I’m not good with rules. I’ve been trying to write a page of dialogue for my new work-in-progress, Lessons in Space, and I keep getting hung up.
Some of them are easy. Always put the words between quotation marks, unless the communication is telepathic, subvocalized or expressed in some other way, like light waves or odor. Try to show the speaker’s tone of voice in the tag. You could use an adverb to tell emotion, but it isn’t as strong. Make each character’s “voice” distinctive.
The one I always have trouble with is the injunction to place tags (identifiers) before or after the character has spoken rather than in the middle of the speech. For example:
Dilbert shouted, “That’s a piece of crap!”
“That’s a piece of crap.” Dilbert’s shoulders slumped.

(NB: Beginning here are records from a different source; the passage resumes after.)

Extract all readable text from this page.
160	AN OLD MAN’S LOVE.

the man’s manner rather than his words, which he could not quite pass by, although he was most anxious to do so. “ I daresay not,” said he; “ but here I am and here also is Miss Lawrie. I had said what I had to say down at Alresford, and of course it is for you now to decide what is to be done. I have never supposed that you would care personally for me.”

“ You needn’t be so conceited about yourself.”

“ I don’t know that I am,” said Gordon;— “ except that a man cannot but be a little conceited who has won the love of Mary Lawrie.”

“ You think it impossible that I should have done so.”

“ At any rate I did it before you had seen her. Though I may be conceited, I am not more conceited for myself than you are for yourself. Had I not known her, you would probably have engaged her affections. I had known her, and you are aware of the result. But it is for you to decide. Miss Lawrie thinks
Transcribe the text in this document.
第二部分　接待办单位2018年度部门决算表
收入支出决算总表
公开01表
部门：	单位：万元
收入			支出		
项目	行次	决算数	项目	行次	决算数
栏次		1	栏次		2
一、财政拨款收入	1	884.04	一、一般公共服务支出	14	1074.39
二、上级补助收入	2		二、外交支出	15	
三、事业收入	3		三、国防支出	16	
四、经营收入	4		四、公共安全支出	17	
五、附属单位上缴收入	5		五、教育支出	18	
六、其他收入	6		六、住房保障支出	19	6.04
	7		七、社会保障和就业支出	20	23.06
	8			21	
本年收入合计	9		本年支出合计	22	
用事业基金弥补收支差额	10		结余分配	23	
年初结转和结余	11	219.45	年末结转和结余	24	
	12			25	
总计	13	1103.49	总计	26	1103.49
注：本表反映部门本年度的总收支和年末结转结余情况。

These show, rather than tell, something about Dilbert’s character, and don’t interrupt the flow of his words.
A hard and fast rule, right? But let’s examine it. We all know that there are times when we pause as we speak, perhaps to emphasize a point or hunt for an exact word. Sometimes, we can indicate this in writing by using ellipses. For example:
“That’s. . . a piece of crap,” Dilbert announced.
But if we really want to emphasize a point, wouldn’t it be more dramatic to do it this way?
“That,” Dilbert announced, pointing at the painting, “is a piece of crap!”
Here, we reinforce that Dilbert is an arrogant, opinionated individual who is used to being listened to.
If used sparingly, breaking the speech with a tag can be quite successful. But it violates the rules.
Everyone needs rules, writers of fiction included. We have to check our spelling, and obey most of the rules of punctuation and grammar. Without these guidelines, we can’t communicate effectively, and our readers would throw down our books in disgust.
However, as fiction writers, we are accustomed to weaving words to create a mood or define a character, as deftly and succinctly as possible. We might use an otherwise unacceptable spelling of a word to indicate an accent. A lizardman from Omicron VI would need extra esses to illustrate his hiss, and a Klingon growls his rrrrs.
Maybe insert a sentence fragment. We could even string letters together to show an alien language, make up futuristic slang, devise unique ways of indicating non-verbal communications like snorts or sniffs.
I believe that if we allow ourselves to slavishly follow the rules, we will limit ourselves too much. We have to allow ourselves some freedom. Perhaps, sometimes, the laws of good writing lead to the loss of good writing.
I know others will disagree, and I welcome comments.
Use of commonly accepted grammar and spelling optional.